Efforts to relocate two elephants which crossed the border from Botswana into Limpopo province have received a blow with the news that Marakele National Park near Thabazimbi is unable to assist.
According to SANParks, strict conservation policies and protocols prohibit the elephants being housed inside the national park until paperwork for their repatriation to Botswana can be processed. Apparently, there is no elephant boma in Marakele in which to safely place the wandering bulls and, as such, they pose a possible health risk to the national park’s existing inhabitants.
“I am meeting with provincial conservation officials in Polokwane all day today in an effort to find a solution to this problem,” says Gerhard de Beer, the Limpopo Nature Conservation officer who has been working around the clock to ensure a positive outcome for the two bulls, who are currently ranging northwards in the Ellisras area, crossing through farms as they go.
“I am under extreme pressure from farmers in the area to destroy the elephants, which are causing damage to fences, so we need to make a plan as soon as possible,” says De Beer.
Private funding has been secured to foot the bill of capturing, collaring and relocating the elephants and Botswana is ready to receive them, says De Beer. All that is needed at this stage to secure a happy outcome for the animals is somewhere for them to be placed for a period of a few days following capture so that paperwork and permits can be organised. “We need to find somewhere with an elephant boma or an area where the elephants can be securely held for four or five days before we translocate them back to Botswana,” says De Beer.
Yolanda Pretorius of the Elephant Specialist Advisory Group, who is also a lecturer and researcher at the University of Pretoria, says that she would like to conduct research on the elephants as there is a lot of scientific interest in why they crossed the border into South Africa.

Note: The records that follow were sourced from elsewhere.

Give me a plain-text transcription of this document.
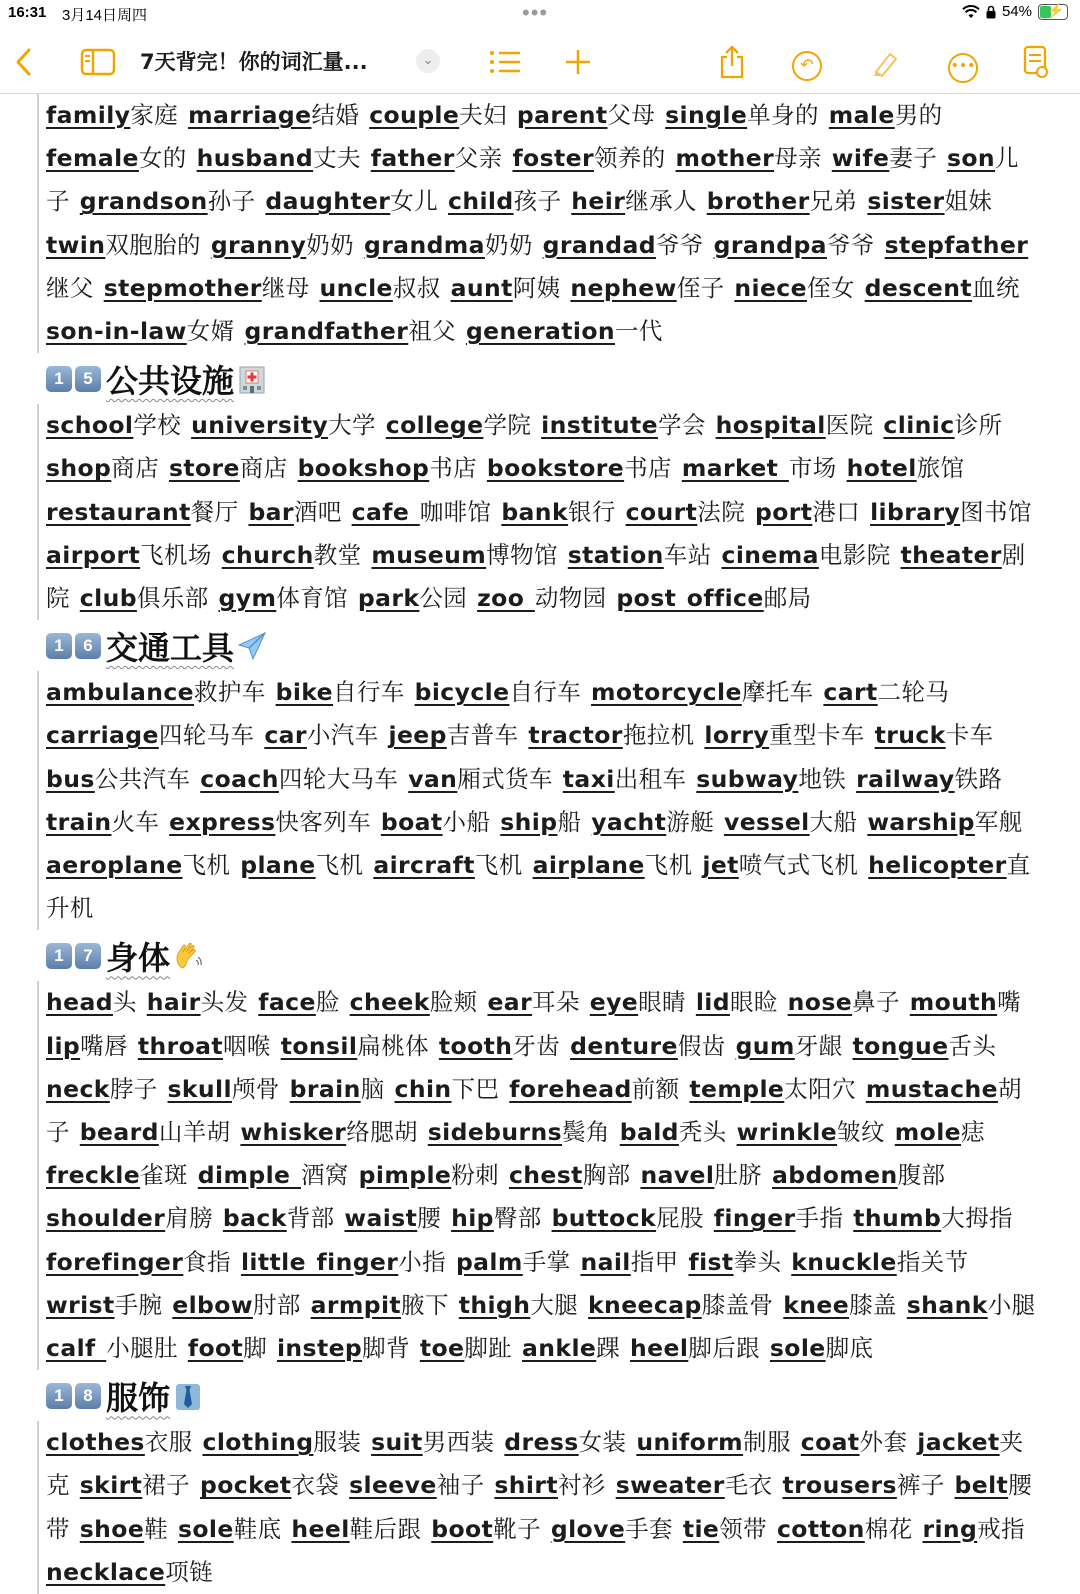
16:31 3月14日周四	•••	54% ⚡
7天背完！你的词汇量...	⌄	↶	•••
family家庭 marriage结婚 couple夫妇 parent父母 single单身的 male男的 female女的 husband丈夫 father父亲 foster领养的 mother母亲 wife妻子 son儿子 grandson孙子 daughter女儿 child孩子 heir继承人 brother兄弟 sister姐妹 twin双胞胎的 granny奶奶 grandma奶奶 grandad爷爷 grandpa爷爷 stepfather继父 stepmother继母 uncle叔叔 aunt阿姨 nephew侄子 niece侄女 descent血统 son-in-law女婿 grandfather祖父 generation一代
1	5 公共设施
school学校 university大学 college学院 institute学会 hospital医院 clinic诊所 shop商店 store商店 bookshop书店 bookstore书店 market 市场 hotel旅馆 restaurant餐厅 bar酒吧 cafe 咖啡馆 bank银行 court法院 port港口 library图书馆 airport飞机场 church教堂 museum博物馆 station车站 cinema电影院 theater剧院 club俱乐部 gym体育馆 park公园 zoo 动物园 post office邮局
1	6 交通工具
ambulance救护车 bike自行车 bicycle自行车 motorcycle摩托车 cart二轮马 carriage四轮马车 car小汽车 jeep吉普车 tractor拖拉机 lorry重型卡车 truck卡车 bus公共汽车 coach四轮大马车 van厢式货车 taxi出租车 subway地铁 railway铁路 train火车 express快客列车 boat小船 ship船 yacht游艇 vessel大船 warship军舰 aeroplane飞机 plane飞机 aircraft飞机 airplane飞机 jet喷气式飞机 helicopter直升机
1	7 身体
head头 hair头发 face脸 cheek脸颊 ear耳朵 eye眼睛 lid眼睑 nose鼻子 mouth嘴 lip嘴唇 throat咽喉 tonsil扁桃体 tooth牙齿 denture假齿 gum牙龈 tongue舌头 neck脖子 skull颅骨 brain脑 chin下巴 forehead前额 temple太阳穴 mustache胡子 beard山羊胡 whisker络腮胡 sideburns鬓角 bald秃头 wrinkle皱纹 mole痣 freckle雀斑 dimple 酒窝 pimple粉刺 chest胸部 navel肚脐 abdomen腹部 shoulder肩膀 back背部 waist腰 hip臀部 buttock屁股 finger手指 thumb大拇指 forefinger食指 little finger小指 palm手掌 nail指甲 fist拳头 knuckle指关节 wrist手腕 elbow肘部 armpit腋下 thigh大腿 kneecap膝盖骨 knee膝盖 shank小腿 calf 小腿肚 foot脚 instep脚背 toe脚趾 ankle踝 heel脚后跟 sole脚底
1	8 服饰
clothes衣服 clothing服装 suit男西装 dress女装 uniform制服 coat外套 jacket夹克 skirt裙子 pocket衣袋 sleeve袖子 shirt衬衫 sweater毛衣 trousers裤子 belt腰带 shoe鞋 sole鞋底 heel鞋后跟 boot靴子 glove手套 tie领带 cotton棉花 ring戒指 necklace项链
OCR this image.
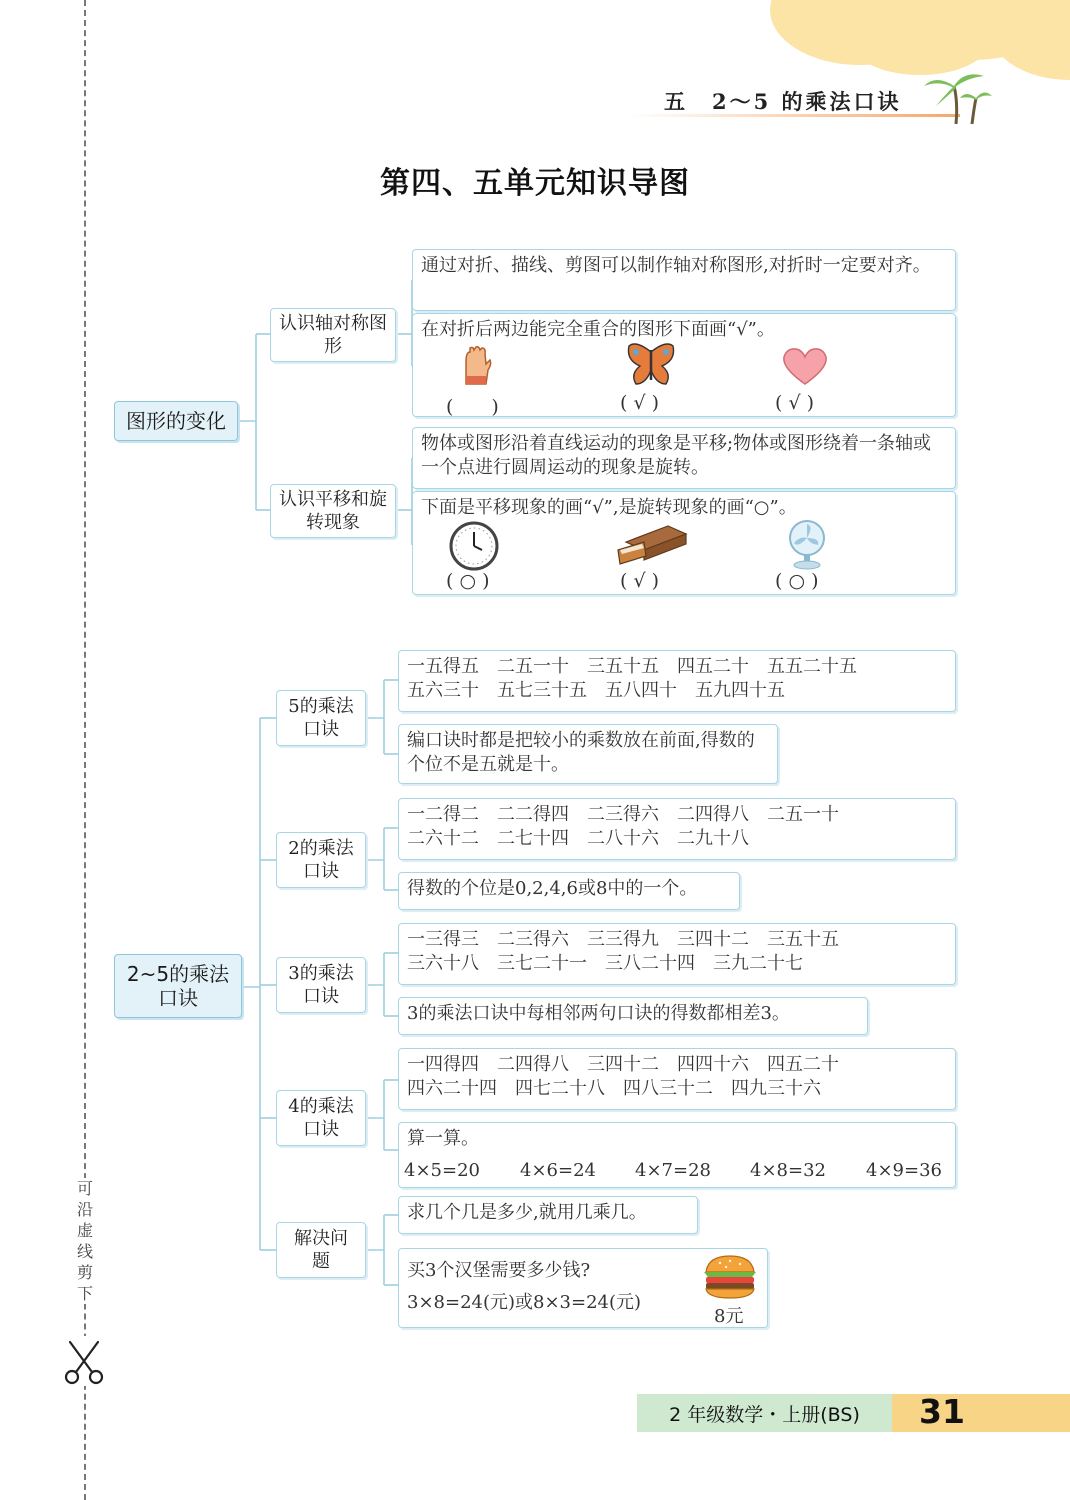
可沿虚线剪下
五　2～5 的乘法口诀
第四、五单元知识导图
图形的变化
认识轴对称图形
认识平移和旋转现象

通过对折、描线、剪图可以制作轴对称图形,对折时一定要对齐。

在对折后两边能完全重合的图形下面画“√”。

(　　)	( √ )	( √ )

物体或图形沿着直线运动的现象是平移;物体或图形绕着一条轴或一个点进行圆周运动的现象是旋转。

下面是平移现象的画“√”,是旋转现象的画“○”。

( ○ )	( √ )	( ○ )
2~5的乘法口诀
5的乘法口诀
2的乘法口诀
3的乘法口诀
4的乘法口诀
解决问题

一五得五　二五一十　三五十五　四五二十　五五二十五

五六三十　五七三十五　五八四十　五九四十五

编口诀时都是把较小的乘数放在前面,得数的个位不是五就是十。

一二得二　二二得四　二三得六　二四得八　二五一十

二六十二　二七十四　二八十六　二九十八

得数的个位是0,2,4,6或8中的一个。

一三得三　二三得六　三三得九　三四十二　三五十五

三六十八　三七二十一　三八二十四　三九二十七

3的乘法口诀中每相邻两句口诀的得数都相差3。

一四得四　二四得八　三四十二　四四十六　四五二十

四六二十四　四七二十八　四八三十二　四九三十六

算一算。

4×5=20 4×6=24 4×7=28 4×8=32 4×9=36

求几个几是多少,就用几乘几。

买3个汉堡需要多少钱?

3×8=24(元)或8×3=24(元)

8元
2 年级数学・上册(BS)	31
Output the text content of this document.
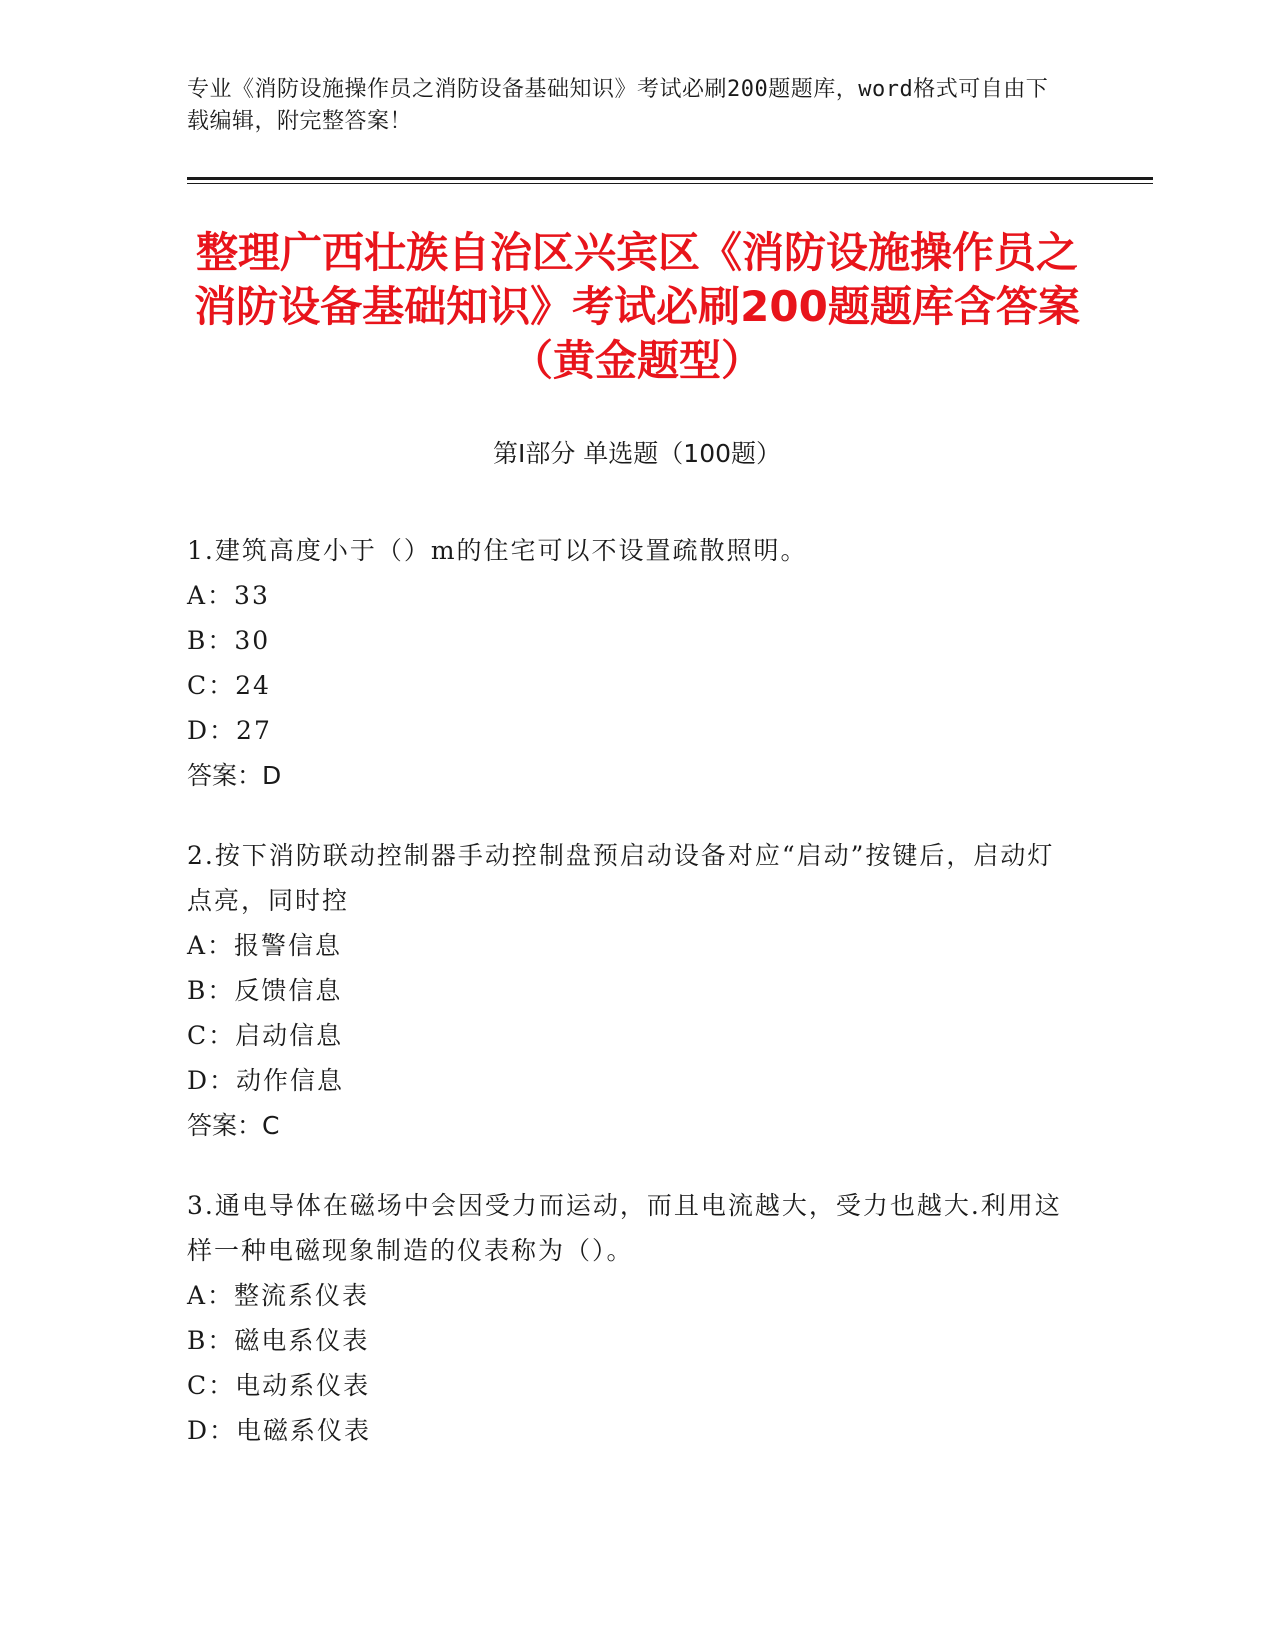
专业《消防设施操作员之消防设备基础知识》考试必刷200题题库，word格式可自由下载编辑，附完整答案！
整理广西壮族自治区兴宾区《消防设施操作员之消防设备基础知识》考试必刷200题题库含答案（黄金题型）
第Ⅰ部分 单选题（100题）

1.建筑高度小于（）m的住宅可以不设置疏散照明。

A：33

B：30

C：24

D：27

答案：D

2.按下消防联动控制器手动控制盘预启动设备对应“启动”按键后，启动灯点亮，同时控

A：报警信息

B：反馈信息

C：启动信息

D：动作信息

答案：C

3.通电导体在磁场中会因受力而运动，而且电流越大，受力也越大.利用这样一种电磁现象制造的仪表称为（）。

A：整流系仪表

B：磁电系仪表

C：电动系仪表

D：电磁系仪表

“We’d like to understand this behaviour a little better and in doing so can hopefully help to set up protocols to more effectively deal with wandering elephants like this without having to shoot them in future,” she says.
“With funding ready and waiting for the capture and relocation of these elephants, I would like to urge local farmers to be patient and work with us for a positive outcome in this case,” says De Beer. “The elephants are moving northwards now, and may just head back to Botswana themselves, which would be great because I just want to get these elephants back home.”